Assim como falamos da singularidade do educando, entendemos que cada profissional também tem suas características únicas.
Sendo assim, a ideia do "mestre" é potencializar o que cada um faz de melhor.
O que é super tecnológico pode ser a referência para todos os colegas quando o assunto for tecnologia. O que é organizado pode dar dicas de organização aos colegas que sofrem com essa questão. O que aquele educador, que é único, faz de melhor? O encorajamos a mostrar para todos como pode ajudar.
Estamos todos unidos pelos mesmos propósitos e sabemos que cada um é extremamente importante para que possamos alcançá-los.
Quanto mais espaço os educadores têm para personalizar seus caminhos de aprendizagem, melhor eles o fazem e mais os estudantes ganham.
Quando a preocupação de uma vivência verdadeiramente holística é para todos, a rotina escolar se torna um espaço-tempo de conquistas, evolução e felicidade.
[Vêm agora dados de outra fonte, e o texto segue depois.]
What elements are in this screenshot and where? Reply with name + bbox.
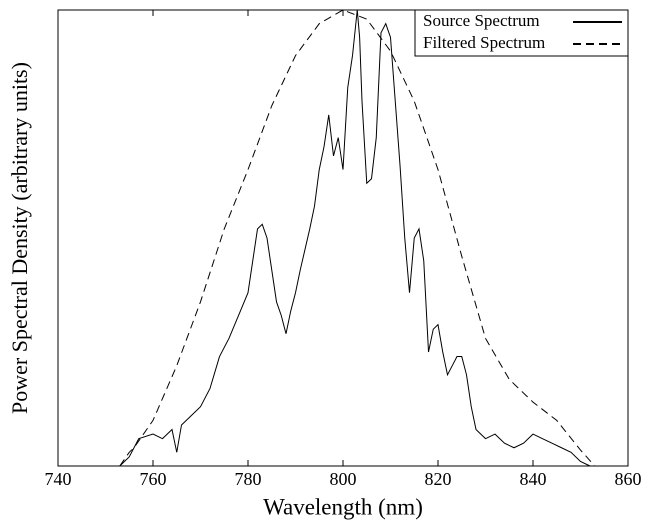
series-line (119, 9, 596, 467)
x-tick-label: 820 (425, 469, 452, 489)
x-tick-label: 840 (520, 469, 547, 489)
x-tick-label: 860 (615, 469, 642, 489)
y-axis-label: Power Spectral Density (arbitrary units) (7, 62, 32, 414)
x-axis-label: Wavelength (nm) (263, 494, 423, 519)
x-tick-label: 760 (140, 469, 167, 489)
x-tick-label: 780 (235, 469, 262, 489)
legend-label: Source Spectrum (423, 11, 540, 30)
x-tick-label: 800 (330, 469, 357, 489)
legend-label: Filtered Spectrum (423, 33, 545, 52)
legend-box (414, 9, 629, 57)
x-tick-label: 740 (45, 469, 72, 489)
plot-frame (57, 9, 629, 467)
series-line (119, 9, 591, 467)
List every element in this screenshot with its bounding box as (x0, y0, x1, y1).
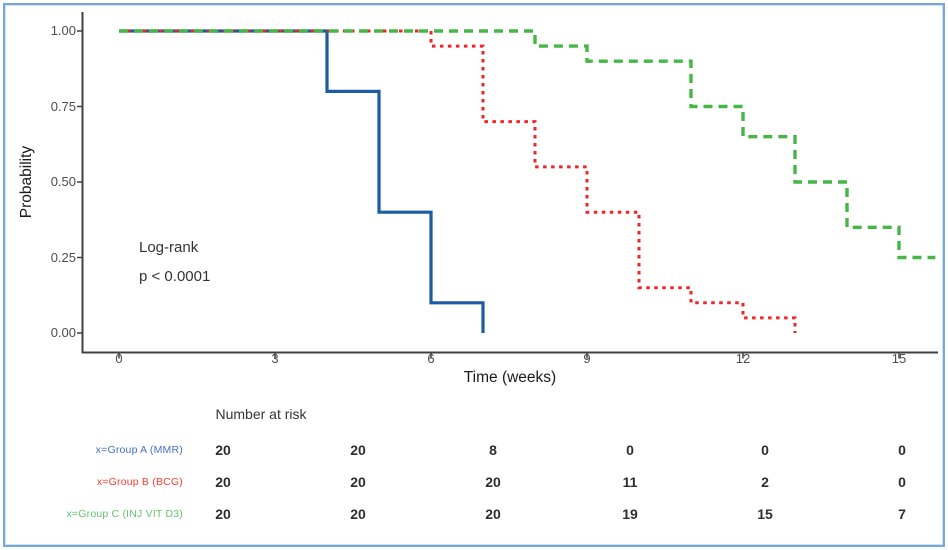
risk-value: 7 (898, 506, 906, 522)
y-tick-label: 0.75 (50, 98, 76, 114)
risk-value: 0 (898, 442, 906, 458)
x-tick-label: 9 (583, 351, 591, 366)
risk-value: 20 (350, 506, 366, 522)
risk-value: 2 (761, 474, 769, 490)
y-tick-label: 0.50 (50, 174, 76, 189)
risk-value: 0 (761, 442, 769, 458)
risk-value: 20 (215, 506, 231, 522)
risk-value: 20 (485, 474, 501, 490)
risk-table-title: Number at risk (215, 406, 307, 422)
risk-value: 0 (898, 474, 906, 490)
risk-value: 0 (626, 442, 634, 458)
x-tick-label: 12 (735, 351, 751, 366)
x-tick-label: 15 (891, 351, 907, 366)
logrank-annotation: Log-rank p < 0.0001 (139, 233, 210, 291)
risk-value: 19 (622, 506, 638, 522)
risk-value: 8 (489, 442, 497, 458)
risk-value: 20 (350, 474, 366, 490)
km-plot-canvas (77, 12, 938, 359)
y-tick-label: 1.00 (50, 23, 76, 38)
risk-value: 11 (622, 474, 638, 490)
y-tick-label: 0.25 (50, 249, 76, 265)
x-tick-label: 3 (271, 351, 279, 366)
risk-value: 20 (350, 442, 366, 458)
logrank-annotation-line1: Log-rank (139, 239, 199, 256)
x-tick-label: 6 (427, 351, 435, 366)
km-curve-group-b-bcg (119, 29, 797, 333)
km-curve-group-c-inj-vit-d3 (119, 29, 936, 260)
risk-value: 15 (757, 506, 773, 522)
x-tick-label: 0 (115, 351, 123, 366)
risk-value: 20 (215, 442, 231, 458)
risk-value: 20 (215, 474, 231, 490)
x-axis-title: Time (weeks) (463, 369, 557, 386)
risk-row-label: x=Group B (BCG) (96, 476, 183, 488)
logrank-annotation-line2: p < 0.0001 (139, 268, 211, 285)
km-curve-group-a-mmr (119, 29, 485, 333)
risk-value: 20 (485, 506, 501, 522)
risk-row-label: x=Group C (INJ VIT D3) (66, 508, 183, 520)
y-tick-label: 0.00 (50, 325, 76, 340)
risk-row-label: x=Group A (MMR) (95, 444, 183, 456)
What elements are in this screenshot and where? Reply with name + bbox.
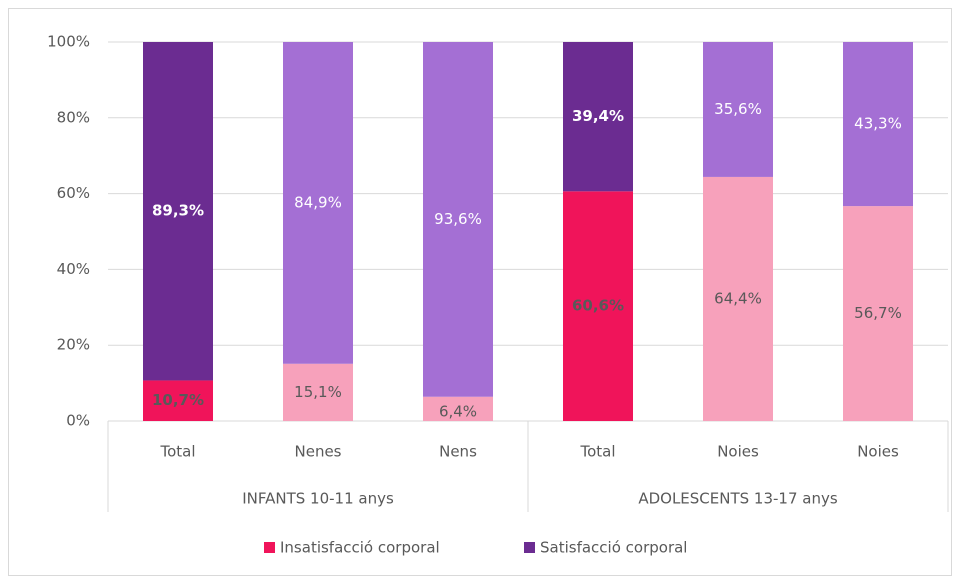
legend-label: Satisfacció corporal <box>540 539 687 557</box>
value-label: 89,3% <box>152 202 204 220</box>
value-label: 64,4% <box>714 289 762 307</box>
bar-segment <box>423 396 493 421</box>
bar-segment <box>843 206 913 421</box>
bar-segment <box>703 176 773 421</box>
value-label: 56,7% <box>854 304 902 322</box>
bar-segment <box>703 42 773 177</box>
bar-segment <box>143 380 213 421</box>
y-tick-label: 100% <box>47 33 90 51</box>
bar-segment <box>563 191 633 421</box>
x-tick-label: Total <box>159 443 195 461</box>
y-tick-label: 0% <box>66 412 90 430</box>
bar-segment <box>843 42 913 207</box>
bar-segment <box>423 42 493 397</box>
x-tick-label: Nens <box>439 443 477 461</box>
x-tick-label: Nenes <box>295 443 342 461</box>
value-label: 6,4% <box>439 402 477 420</box>
y-tick-label: 80% <box>57 108 90 126</box>
value-label: 35,6% <box>714 100 762 118</box>
group-label: INFANTS 10-11 anys <box>242 490 394 508</box>
value-label: 60,6% <box>572 297 624 315</box>
y-tick-label: 60% <box>57 184 90 202</box>
y-tick-label: 20% <box>57 336 90 354</box>
bar-segment <box>563 42 633 192</box>
value-label: 10,7% <box>152 391 204 409</box>
legend-swatch <box>264 542 275 553</box>
bar-segment <box>283 42 353 364</box>
bar-segment <box>143 42 213 381</box>
value-label: 93,6% <box>434 210 482 228</box>
value-label: 15,1% <box>294 383 342 401</box>
bar-segment <box>283 363 353 421</box>
legend-swatch <box>524 542 535 553</box>
x-tick-label: Total <box>579 443 615 461</box>
x-tick-label: Noies <box>857 443 899 461</box>
value-label: 39,4% <box>572 107 624 125</box>
legend-label: Insatisfacció corporal <box>280 539 440 557</box>
value-label: 84,9% <box>294 193 342 211</box>
value-label: 43,3% <box>854 115 902 133</box>
x-tick-label: Noies <box>717 443 759 461</box>
group-label: ADOLESCENTS 13-17 anys <box>638 490 838 508</box>
y-tick-label: 40% <box>57 260 90 278</box>
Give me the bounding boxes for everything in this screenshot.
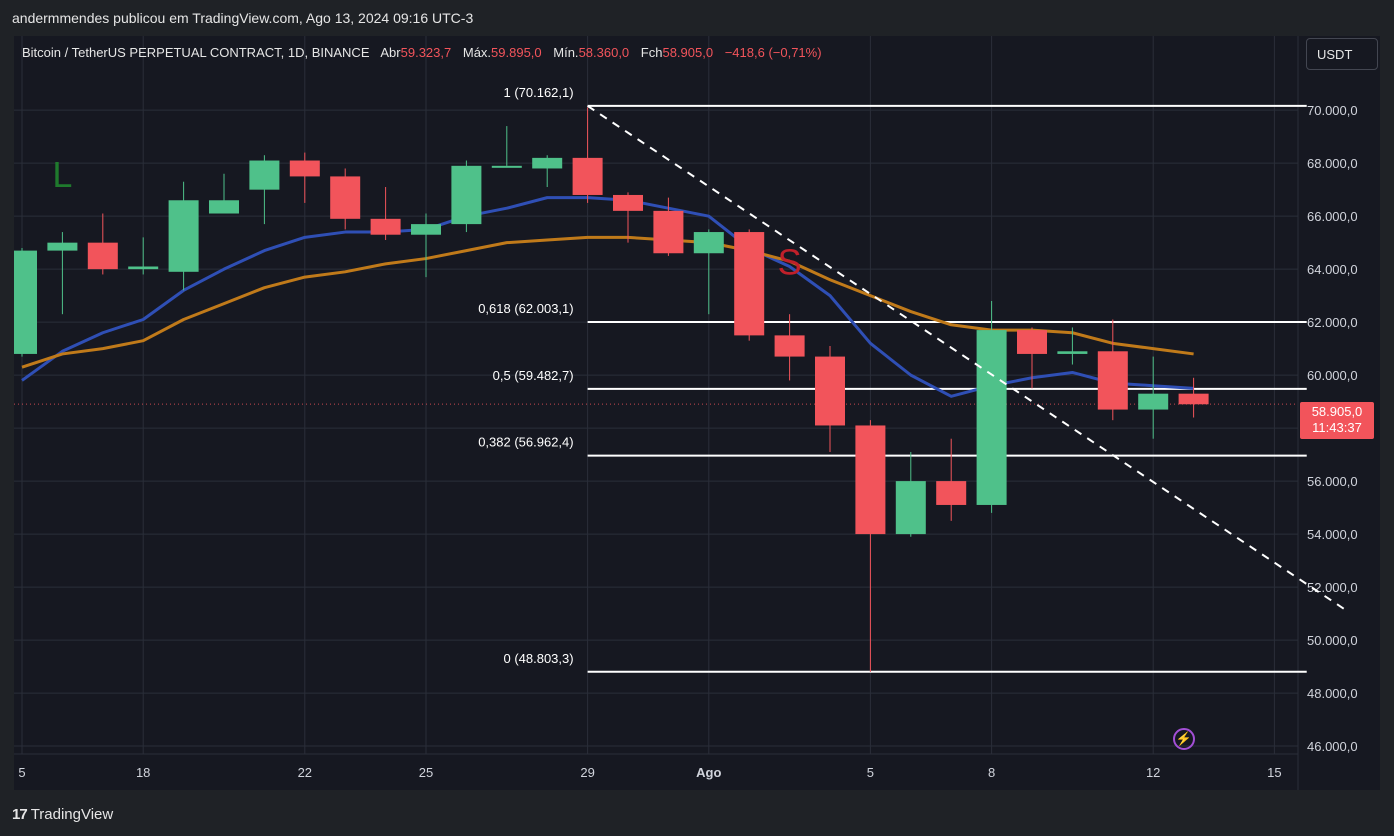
y-tick-label: 68.000,0 <box>1307 156 1358 171</box>
x-tick-label: 12 <box>1146 765 1160 780</box>
y-tick-label: 66.000,0 <box>1307 209 1358 224</box>
low-value: 58.360,0 <box>578 45 630 60</box>
fib-level-label: 0 (48.803,3) <box>503 651 573 666</box>
x-tick-label: 15 <box>1267 765 1281 780</box>
x-tick-label: 22 <box>298 765 312 780</box>
bearish-candle <box>1017 330 1047 354</box>
y-tick-label: 54.000,0 <box>1307 527 1358 542</box>
bullish-candle <box>1057 351 1088 354</box>
bullish-candle <box>209 200 239 214</box>
bearish-candle <box>936 481 967 505</box>
bearish-candle <box>613 194 643 211</box>
close-value: 58.905,0 <box>662 45 714 60</box>
y-tick-label: 52.000,0 <box>1307 580 1358 595</box>
bullish-candle <box>976 330 1007 505</box>
last-price-tag: 58.905,0 11:43:37 <box>1300 402 1374 439</box>
bearish-candle <box>774 335 805 357</box>
open-label: Abr <box>380 45 401 60</box>
bullish-candle <box>411 224 441 235</box>
publication-header: andermmendes publicou em TradingView.com… <box>0 0 1394 36</box>
y-tick-label: 46.000,0 <box>1307 739 1358 754</box>
fib-level-label: 1 (70.162,1) <box>503 85 573 100</box>
x-tick-label: 18 <box>136 765 150 780</box>
x-tick-label: 8 <box>988 765 995 780</box>
bearish-candle <box>815 356 845 426</box>
bearish-candle <box>370 218 401 235</box>
bar-countdown: 11:43:37 <box>1312 420 1362 435</box>
fib-level-label: 0,618 (62.003,1) <box>478 301 573 316</box>
bullish-candle <box>895 481 926 535</box>
x-tick-label: 25 <box>419 765 433 780</box>
bullish-candle <box>14 250 37 354</box>
change-value: −418,6 (−0,71%) <box>724 45 822 60</box>
y-tick-label: 50.000,0 <box>1307 633 1358 648</box>
dashed-trendline <box>587 105 1348 612</box>
bearish-candle <box>855 425 886 535</box>
y-tick-label: 70.000,0 <box>1307 103 1358 118</box>
y-tick-label: 60.000,0 <box>1307 368 1358 383</box>
bearish-candle <box>289 160 320 177</box>
bearish-candle <box>1097 351 1128 410</box>
bullish-candle <box>128 266 159 270</box>
bullish-candle <box>168 200 199 272</box>
bearish-candle <box>653 210 684 254</box>
x-tick-label: Ago <box>696 765 721 780</box>
close-label: Fch <box>640 45 663 60</box>
y-tick-label: 48.000,0 <box>1307 686 1358 701</box>
bullish-candle <box>451 165 482 225</box>
bearish-candle <box>1178 393 1209 405</box>
bullish-candle <box>47 242 78 251</box>
tradingview-logo-icon: 17 <box>12 806 28 823</box>
open-value: 59.323,7 <box>400 45 452 60</box>
price-chart[interactable]: 70.000,0 68.000,0 66.000,0 64.000,0 62.000,0… <box>14 36 1380 790</box>
high-label: Máx. <box>462 45 492 60</box>
currency-button[interactable]: USDT <box>1306 38 1378 70</box>
bearish-candle <box>87 242 118 270</box>
lightning-icon[interactable]: ⚡ <box>1173 728 1195 750</box>
symbol-name: Bitcoin / TetherUS PERPETUAL CONTRACT, 1… <box>22 45 370 60</box>
high-value: 59.895,0 <box>491 45 542 60</box>
y-tick-label: 64.000,0 <box>1307 262 1358 277</box>
bearish-candle <box>734 232 765 336</box>
x-tick-label: 29 <box>580 765 594 780</box>
signal-marker: L <box>52 154 72 195</box>
symbol-legend: Bitcoin / TetherUS PERPETUAL CONTRACT, 1… <box>22 45 822 60</box>
bearish-candle <box>330 176 361 219</box>
bullish-candle <box>1138 393 1169 410</box>
y-tick-label: 62.000,0 <box>1307 315 1358 330</box>
y-tick-label: 56.000,0 <box>1307 474 1358 489</box>
bullish-candle <box>249 160 280 190</box>
low-label: Mín. <box>553 45 579 60</box>
x-tick-label: 5 <box>18 765 25 780</box>
tradingview-footer[interactable]: 17 TradingView <box>12 806 113 826</box>
x-tick-label: 5 <box>867 765 874 780</box>
fib-level-label: 0,5 (59.482,7) <box>493 368 574 383</box>
last-price-value: 58.905,0 <box>1311 404 1363 419</box>
brand-name: TradingView <box>30 806 114 823</box>
publisher-text: andermmendes publicou em TradingView.com… <box>12 10 474 26</box>
chart-area[interactable]: 70.000,0 68.000,0 66.000,0 64.000,0 62.000,0… <box>14 36 1380 790</box>
bullish-candle <box>693 232 724 254</box>
bullish-candle <box>491 165 522 168</box>
bullish-candle <box>532 157 563 169</box>
signal-marker: S <box>778 241 802 282</box>
bearish-candle <box>572 157 603 195</box>
fib-level-label: 0,382 (56.962,4) <box>478 435 573 450</box>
Quando proporcionamos aos educadores e estudantes um ambiente que incentiva autonomia, propicia escolha e fomenta autoria, cultivamos uma comunidade baseada na confiança e na colaboração, em que cada indivíduo envolvido emprega genuinamente suas melhores competências para que o todo evolua.
Gostaria de pensar suas formações de professores com a premissa do isomorfismo - professores aprendendo na prática?
Referências
Mello, G. N. (2000, Jan). Formação Inicial de Professores para a Educação Básica: uma (re)visão radical. São Paulo em Perspectiva, 14(1), 98 - 110.
Niza, S. (2009). Contextos cooperativos e aprendizagem profissional: a formação no movimento da escola moderna. In Formação de professores: aprendizagem profissional e acção docente. (345-362.). Porto Editora.
Rinaldi, C. (1999). RINALDI, C. O currículo emergente e o construtivismo social. In As cem linguagens da criança: a abordagem de Reggio Emilia na educação da primeira infância. Artmed.